Aqui, é importante considerar um fator ontológico determinante para a música: o tempo. Se você está desenhando, criando um website, esculpindo ou mesmo organizando sua casa ou alguma coisa, tem o seu objeto à frente o tempo todo. Quando altera alguma coisa (digamos, quando acrescenta um traço ou muda um móvel de lugar na sala), o faz com uma consciência imediata do todo de sua arte. Com a música, assim como com outras artes do tempo (como um filme, por exemplo), isto não é bem assim. Aquilo que você acrescenta não está na sua frente, está atrás de você. Para usar os conceitos habituais do tempo, pode-se dizer que a composição musical lida com passado (memória) ou futuro (expectativa), e não com o presente (a não ser em um sentido figurado, mas isso já seria outro assunto). Você não pode ter toda uma música à sua frente, certo? Ela só existe como algo que vai se desenrolando no tempo.

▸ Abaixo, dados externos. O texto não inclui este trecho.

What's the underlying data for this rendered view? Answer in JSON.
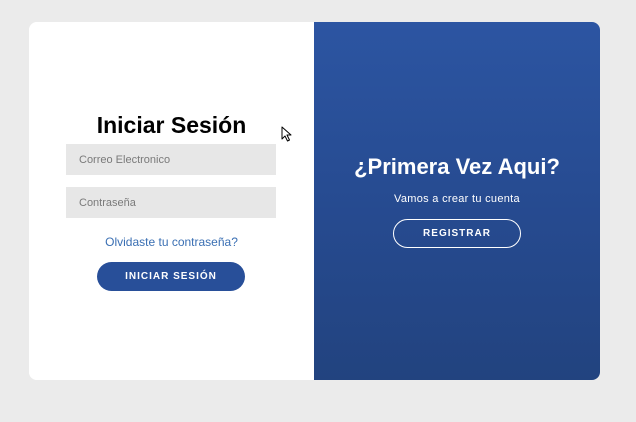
{
  "login": {
    "title": "Iniciar Sesión",
    "email_placeholder": "Correo Electronico",
    "password_placeholder": "Contraseña",
    "forgot_link": "Olvidaste tu contraseña?",
    "submit_label": "INICIAR SESIÓN"
  },
  "register": {
    "title": "¿Primera Vez Aqui?",
    "subtitle": "Vamos a crear tu cuenta",
    "button_label": "REGISTRAR"
  },
  "colors": {
    "accent": "#284f99",
    "panel_blue": "#2c55a2",
    "link": "#3a6fb3",
    "field_bg": "#e7e7e7",
    "page_bg": "#ebebeb"
  },
  "icons": {
    "cursor": "mouse-pointer-icon"
  }
}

Desde a perspectiva da composição, a única forma de ver a música como um todo é através da prospecção, isto é, do pensamento voltado para o futuro. Você imagina o que vai acontecer e estabelece como a coisa começa, como se desenvolve e como termina. Isto é o que chamamos de planejamento pré-composicional. Algumas pessoas são bem detalhistas na pré-composição, estabelecendo grupos de notas a serem utilizados (que em musiquês chamamos modos), instrumentação, número de seções e mesmo suas durações. Dependendo do nível de detalhamento, precisa-se mesmo lançar mão de recursos visuais ou matemáticos para planejar, fazendo gráficos, calculando proporções entre seções, etc. Um planejamento se faz muito necessário, por exemplo, quando você vai criar uma música para um vídeo que já existe, como no caso de uma trilha sonora para cena de filme. Mas, de modo geral, o nível de detalhamento no planejamento pré-composicional varia de acordo com a personalidade de quem compõe.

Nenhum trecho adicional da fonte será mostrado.